Development of air and GHG emission calculators integrated in UNISIM-based process simulator: case study of a gas sweetening with effects of process parameters

This paper reports the development of air and GHG emission calculators embedded in UNISIM-based process simulators, which are used as a computational tool to generate estimated values of air and GHG emission integrated with process simulation. A gas sweetening unit is taken as an example for the case study, with the effects of process parameters on the resultant emission being emphasized. Air and GHG calculators are developed based on up-to-date standards and national regulations concerning oil and gas processing facilities.
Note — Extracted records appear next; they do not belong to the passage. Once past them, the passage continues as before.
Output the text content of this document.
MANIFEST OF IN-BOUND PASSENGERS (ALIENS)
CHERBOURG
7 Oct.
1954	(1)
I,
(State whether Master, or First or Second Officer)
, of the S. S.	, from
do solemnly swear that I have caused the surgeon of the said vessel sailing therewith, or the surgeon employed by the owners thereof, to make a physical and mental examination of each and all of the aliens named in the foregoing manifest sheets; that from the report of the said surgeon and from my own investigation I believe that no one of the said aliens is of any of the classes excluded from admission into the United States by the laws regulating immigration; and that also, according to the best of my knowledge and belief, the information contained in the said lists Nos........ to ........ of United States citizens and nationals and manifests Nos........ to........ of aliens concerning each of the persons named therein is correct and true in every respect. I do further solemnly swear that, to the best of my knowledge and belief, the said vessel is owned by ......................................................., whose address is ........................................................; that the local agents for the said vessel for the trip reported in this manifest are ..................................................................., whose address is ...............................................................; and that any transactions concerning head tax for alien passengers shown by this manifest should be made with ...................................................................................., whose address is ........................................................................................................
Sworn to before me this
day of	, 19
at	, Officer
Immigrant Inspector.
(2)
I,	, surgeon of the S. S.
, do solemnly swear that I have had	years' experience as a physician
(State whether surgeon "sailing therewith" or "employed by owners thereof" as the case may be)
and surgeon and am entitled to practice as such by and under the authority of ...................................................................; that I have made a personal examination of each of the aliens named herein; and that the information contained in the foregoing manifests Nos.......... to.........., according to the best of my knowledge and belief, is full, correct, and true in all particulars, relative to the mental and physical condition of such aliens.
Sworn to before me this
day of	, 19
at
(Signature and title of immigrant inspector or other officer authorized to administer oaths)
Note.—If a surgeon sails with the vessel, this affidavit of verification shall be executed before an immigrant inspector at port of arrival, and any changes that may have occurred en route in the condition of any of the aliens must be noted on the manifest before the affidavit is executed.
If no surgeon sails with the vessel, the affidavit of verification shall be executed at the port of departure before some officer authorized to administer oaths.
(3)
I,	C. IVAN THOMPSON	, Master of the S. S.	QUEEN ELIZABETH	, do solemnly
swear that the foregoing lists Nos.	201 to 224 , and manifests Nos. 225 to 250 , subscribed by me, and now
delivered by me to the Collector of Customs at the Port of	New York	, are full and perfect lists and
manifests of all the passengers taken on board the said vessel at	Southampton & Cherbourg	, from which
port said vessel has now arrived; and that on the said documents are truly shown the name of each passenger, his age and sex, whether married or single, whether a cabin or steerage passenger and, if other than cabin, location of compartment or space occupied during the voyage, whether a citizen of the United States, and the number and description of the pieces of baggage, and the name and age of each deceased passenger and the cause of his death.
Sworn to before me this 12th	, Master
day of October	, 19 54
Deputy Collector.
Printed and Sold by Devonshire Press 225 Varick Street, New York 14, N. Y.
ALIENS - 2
The simulation’s base case is designed to produce sweet gas with sales gas specifications using MDEA solvent, which reveals 1,527 tonnes CO 2 e/day (representing GHG emission) and 0.348 tonnes SO 2 e/day (representing air emission). Pressure decline in the sour gas stream leads to a slight increase in emission up to 1,554 tonnes CO 2 e/day and 0.368 tonnes SO 2 e/day because of the additional compression systems. Using DEA as a solvent does not significantly affect air and GHG emission for the same sweet gas specification. The simulation also revealed that the gas flow rate (capacity) is not directly proportional to the eventual emission. In this case, the driver for air and GHG emission is the reboiler’s duty, dependent on the amine flow rate. As there is a critical (minimum) lean amine flow rate regarding the sour gas flow rate, the non-proportional relationship between gas flow rate and emission is expected. To produce sweet gas with LNG specification, the emission rises considerably to 2,652 tonnes CO 2 e/day and 0.747 tonnes SO 2 e/day because CO 2 loading of rich amine is higher in this case, eventually increasing the reboiler duty significantly.